Он достал зажигалку из кармана и медленно приподнял ногтем большого пальца металлическую крышку.
Щелк!
Вот он, фитиль и кремень.
«Ты сможешь. Давай же. Давай».
– Смотри мне в глаза, – повторил он снова. – Смотри мне в глаза.
Большой палец повернул тяжелое неуклюжее колесико.
Послышался хриплый скрежет, но фитиль не загорелся.
Когти в волосах замерли и с интересом повернулись острыми языками к дрожащей руке.
– Мне страшно, Саша…
– Не переживай, моя хорошая, тебе просто мерещится. Ничего нет. Ничего здесь нет.
Он повернул колесико еще раз. Фитиль по-прежнему не загорался.
Еще раз. Еще. Еще. Еще.
Существо зашевелилось. Черные лепестки раскрывались все шире и теперь шипели так громко, что в этих звуках тонул весь мир.
Щелк!
Щелк!
Огонь…
Мужчина сунул пламя в опутанные черным облаком волосы.

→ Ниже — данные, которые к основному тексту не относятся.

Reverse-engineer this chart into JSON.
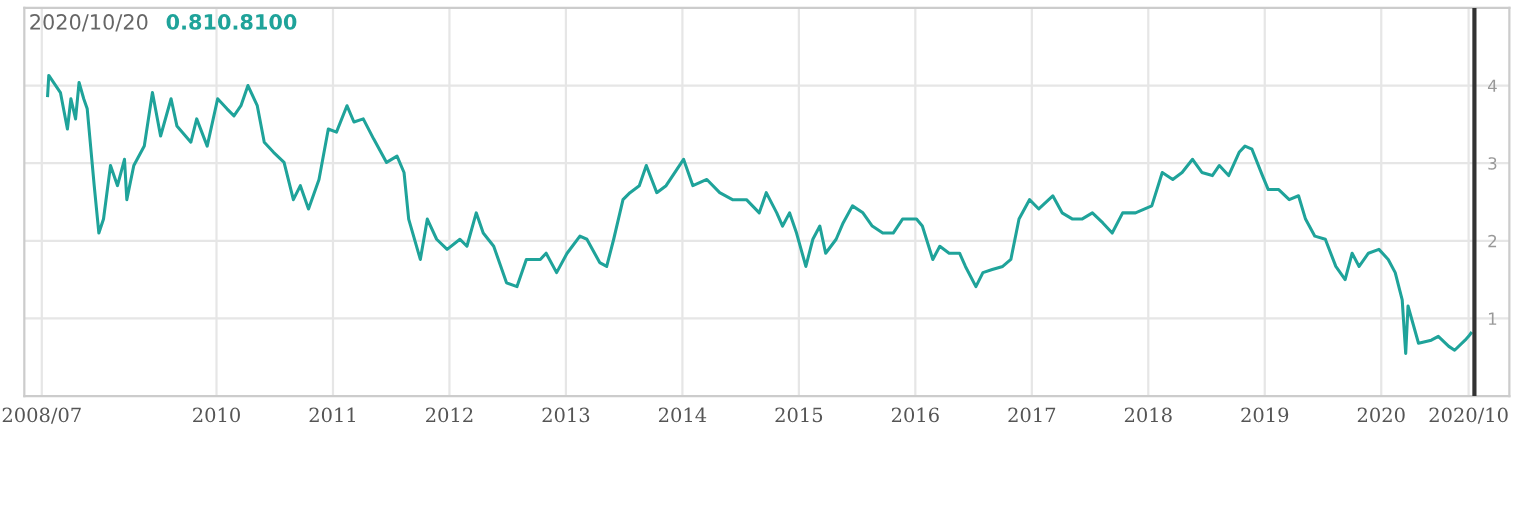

Когти заскрежетали и стали яростно вырываться из горящего плена, выдергивая из головы клочки обламывающихся проволочных нитей. Женщину дернуло вместе со стулом назад – она ударилась об угол стены и завопила от боли, перебирая по полу ногами и хватаясь перевязанной рукой за острые, словно бритвы, отростки.
Из порезов текли липкие тугие ручейки. Клочки марлевой повязки падали на пол, пропитанные кровью.
– Здесь ничего нет! – кричал мужчина, схватив копошащуюся тварь. – Все хорошо, милая! Держись! Слышишь, держись!
Изо всех сил он рванул облако на себя, и оно оторвалось от потолка, шлепнувшись тяжелой мясистой тушей в коридор. Его чудовищные отростки стучали по полу, словно просмоленные канаты, и из них выпадали обгоревшие волосы, которые тут же слизывались мокрыми черными лепестками.
Пасти на боках захлопывались и жевали ненавистную тонкую проволоку.
«Убить! Каждого».
К-а-ж-д-о-г-о.
Где-то здесь чернильное пятно мальчика. Совсем рядом. О-о-о, мальчик умеет делать больно так, как никто другой. Его руки умеют включать черный электрический насос, и этот звук сводит с ума.
Вырвать. Раздавить. Разрезать на куски.
«Нельзя делать больно! Нельзя!»
Отростки потянулись в комнату, закрывая за собой дверь. Когда-то давно здесь был ключ, но существо теперь могло справиться с дверью и без ключа: всего-то и надо, что залезть когтями в замочную скважину, выдернуть пружину – и металлический брусок сам собой провалится в прорезь деревянной перегородки.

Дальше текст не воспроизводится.